Dr S. L. N. : L’influence extérieure essaie de nous donner des models mais c’est des models propres à eux, à leur environnement, à leur culture, à l’histoire de leur peuple. Pour certains on peut être fasciné de certaines formes de beauté de ces top models. Mais aussi, de temps à autre, certaines femmes veulent se mettre dans ces situations mais ont peur de ne pas être en adéquation avec les exigences culturelles de chez nous. C’est la raison pour laquelle, une autre perception de la beauté du corps de la femme obéit à une photographie qu’on a de cette femme qui est « forte ». Si vous vous rappelez, le chanteur ivoirien Meiway a fait un tube à l’intention des seins des femmes. Il rendait hommage à ces femmes qui avaient des poitrines bombées et qui les ont perdues au fil des maternités. Si vous voyez les statuettes, les sculptures et les tableaux de nos artistes, toujours c’est la mise en valeur de la poitrine et des postérieurs. Ce n’est pas non plus seulement une beauté du point de vue esthétique, mais c’est un ensemble, la beauté de la forme du corps.

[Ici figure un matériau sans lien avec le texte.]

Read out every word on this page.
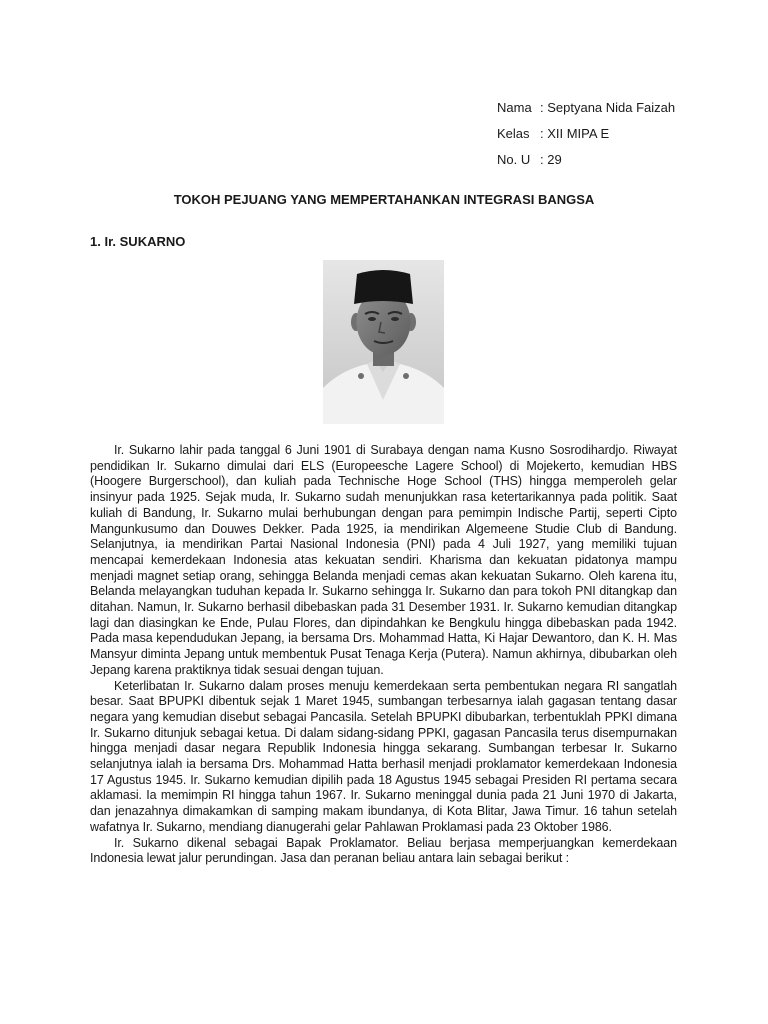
Nama : Septyana Nida Faizah
Kelas : XII MIPA E
No. U : 29
TOKOH PEJUANG YANG MEMPERTAHANKAN INTEGRASI BANGSA
1. Ir. SUKARNO

Ir. Sukarno lahir pada tanggal 6 Juni 1901 di Surabaya dengan nama Kusno Sosrodihardjo. Riwayat pendidikan Ir. Sukarno dimulai dari ELS (Europeesche Lagere School) di Mojekerto, kemudian HBS (Hoogere Burgerschool), dan kuliah pada Technische Hoge School (THS) hingga memperoleh gelar insinyur pada 1925. Sejak muda, Ir. Sukarno sudah menunjukkan rasa ketertarikannya pada politik. Saat kuliah di Bandung, Ir. Sukarno mulai berhubungan dengan para pemimpin Indische Partij, seperti Cipto Mangunkusumo dan Douwes Dekker. Pada 1925, ia mendirikan Algemeene Studie Club di Bandung. Selanjutnya, ia mendirikan Partai Nasional Indonesia (PNI) pada 4 Juli 1927, yang memiliki tujuan mencapai kemerdekaan Indonesia atas kekuatan sendiri. Kharisma dan kekuatan pidatonya mampu menjadi magnet setiap orang, sehingga Belanda menjadi cemas akan kekuatan Sukarno. Oleh karena itu, Belanda melayangkan tuduhan kepada Ir. Sukarno sehingga Ir. Sukarno dan para tokoh PNI ditangkap dan ditahan. Namun, Ir. Sukarno berhasil dibebaskan pada 31 Desember 1931. Ir. Sukarno kemudian ditangkap lagi dan diasingkan ke Ende, Pulau Flores, dan dipindahkan ke Bengkulu hingga dibebaskan pada 1942. Pada masa kependudukan Jepang, ia bersama Drs. Mohammad Hatta, Ki Hajar Dewantoro, dan K. H. Mas Mansyur diminta Jepang untuk membentuk Pusat Tenaga Kerja (Putera). Namun akhirnya, dibubarkan oleh Jepang karena praktiknya tidak sesuai dengan tujuan.

Keterlibatan Ir. Sukarno dalam proses menuju kemerdekaan serta pembentukan negara RI sangatlah besar. Saat BPUPKI dibentuk sejak 1 Maret 1945, sumbangan terbesarnya ialah gagasan tentang dasar negara yang kemudian disebut sebagai Pancasila. Setelah BPUPKI dibubarkan, terbentuklah PPKI dimana Ir. Sukarno ditunjuk sebagai ketua. Di dalam sidang-sidang PPKI, gagasan Pancasila terus disempurnakan hingga menjadi dasar negara Republik Indonesia hingga sekarang. Sumbangan terbesar Ir. Sukarno selanjutnya ialah ia bersama Drs. Mohammad Hatta berhasil menjadi proklamator kemerdekaan Indonesia 17 Agustus 1945. Ir. Sukarno kemudian dipilih pada 18 Agustus 1945 sebagai Presiden RI pertama secara aklamasi. Ia memimpin RI hingga tahun 1967. Ir. Sukarno meninggal dunia pada 21 Juni 1970 di Jakarta, dan jenazahnya dimakamkan di samping makam ibundanya, di Kota Blitar, Jawa Timur. 16 tahun setelah wafatnya Ir. Sukarno, mendiang dianugerahi gelar Pahlawan Proklamasi pada 23 Oktober 1986.

Ir. Sukarno dikenal sebagai Bapak Proklamator. Beliau berjasa memperjuangkan kemerdekaan Indonesia lewat jalur perundingan. Jasa dan peranan beliau antara lain sebagai berikut :
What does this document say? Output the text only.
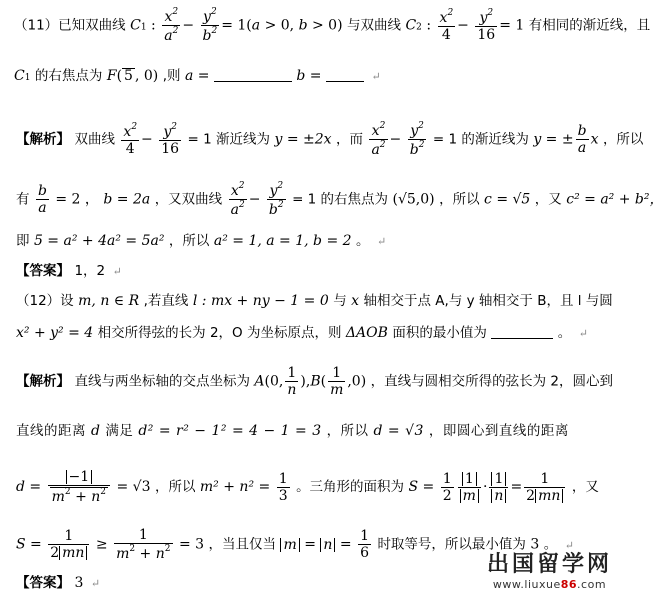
（11）已知双曲线 C1 : $\frac{x^2}{a^2} - \frac{y^2}{b^2} = 1(a > 0$, b > 0) 与双曲线 C2 : $\frac{x^2}{4} - \frac{y^2}{16} = 1$ 有相同的渐近线，且
C1 的右焦点为 F( 5 , 0) ,则 a =	b =	↵
【解析】 双曲线 $\frac{x^2}{4} - \frac{y^2}{16} = 1$ 渐近线为 y = ±2x ，而 $\frac{x^2}{a^2} - \frac{y^2}{b^2} = 1$ 的渐近线为 y = ± $\frac{b}{a}$ x ，所以
有 $\frac{b}{a} = 2$ ， b = 2a ，又双曲线 $\frac{x^2}{a^2} - \frac{y^2}{b^2} = 1$ 的右焦点为 (√5,0) ，所以 c = √5 ，又 c² = a² + b²，
即 5 = a² + 4a² = 5a² ，所以 a² = 1, a = 1, b = 2 。 ↵
【答案】 1，2 ↵
（12）设 m, n ∈ R ,若直线 l : mx + ny − 1 = 0 与 x 轴相交于点 A,与 y 轴相交于 B，且 l 与圆
x² + y² = 4 相交所得弦的长为 2，O 为坐标原点，则 ΔAOB 面积的最小值为	。 ↵
【解析】 直线与两坐标轴的交点坐标为 A(0, $\frac{1}{n} ),B( \frac{1}{m} ,0)$ ，直线与圆相交所得的弦长为 2，圆心到
直线的距离 d 满足 d² = r² − 1² = 4 − 1 = 3 ，所以 d = √3 ，即圆心到直线的距离
$d = \frac{-1}{m^2 + n^2} = √3$ ，所以 $m^2 + n^2 = \frac{1}{3}$ 。三角形的面积为 $S = \frac{1}{2} \frac{1}{m} \cdot \frac{1}{n} = \frac{1}{2 mn}$ ，又
$S = \frac{1}{2 mn} \ge \frac{1}{m^2 + n^2} = 3$ ，当且仅当 $m = n = \frac{1}{6}$ 时取等号，所以最小值为 3 。 ↵
【答案】 3 ↵
出国留学网
www.liuxue86.com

Les femmes ont aussi leur propre perception du corps des hommes. Elles ont aussi leurs canaux de beauté chez un homme. Quand on est une jeune fille, on voudrait avoir son petit « thiof », mais plus on grandit, on veut avoir son « kilifa ». Et c’est l’emploi des termes comme «  petit papa », « papa », «  papa chéri », « bébé ». Ces concepts renvoient à certaines catégories d’hommes. Les bébés à entretenir, à chérir, à câliner, alors que si vous entrez dans le concept de papa, c’est quelque chose qui a de l’ascendance, l’acceptation qu’on aimerait être chéri comme un papa à son enfant. 

Seneweb : Les tenues vestimentaires par lesquelles le corps de la femme est du domaine public contribuent-elles à raviver le fantasme des hommes ? 

Dr S. L. N.  : La mode est un facteur très important dans la formation d’opinions de masses. La création, la mode, obéissent à des logiques d’une certaine demande, mais aussi de la satisfaction d’un certain nombre d’individus bien déterminés. Les adolescentes et les jeunes filles aiment se mettrent en valeur. C’est pourquoi elles s’habillent sexy pour mettre en valeur leur corps, leurs rondeurs. Des fois, l’on peut se poser des questions de décence par rapport à ce qu’elles portent, alors que pour elles, cela ne les intéresse pas tellement pourvu seulement que leurs habits mettent en valeur les formes de leur corps. Evidemment, c’est une manière de se valoriser. Cela n’a rien à voir avec une  perversité quelconque. Les hommes aussi  rasent leurs moustaches ou barbes et font leurs « o » comme ils le veulent. Ils  se coiffent très bien pour montrer la beauté de leur tête. De la même manière, certaines femmes montrent la beauté de leur corps simplement pour montrer qu’elles sont en phase avec la perception que les individus ont de belles femmes. C’est seulement les excès qui dérangent. A part cela, il y a tout un rituel composé de port de bijoux, de pagnes, de sous-pagnes, de « bine bines » etc…. Ce qui était caché est maintenant du domaine du public, mais au fond, qui s’en plaint ? Cela fait partie d’une certaine sexualité que tout le monde partage.  
 
Seneweb : La fréquentation des centres de soins esthétiques et de soins du corps n’est  plus seulement l’affaire des femmes de nos jours. Les hommes aussi  les fréquentent. Est- ce à dire que le culte du corps s’installe dans nos sociétés urbaines ?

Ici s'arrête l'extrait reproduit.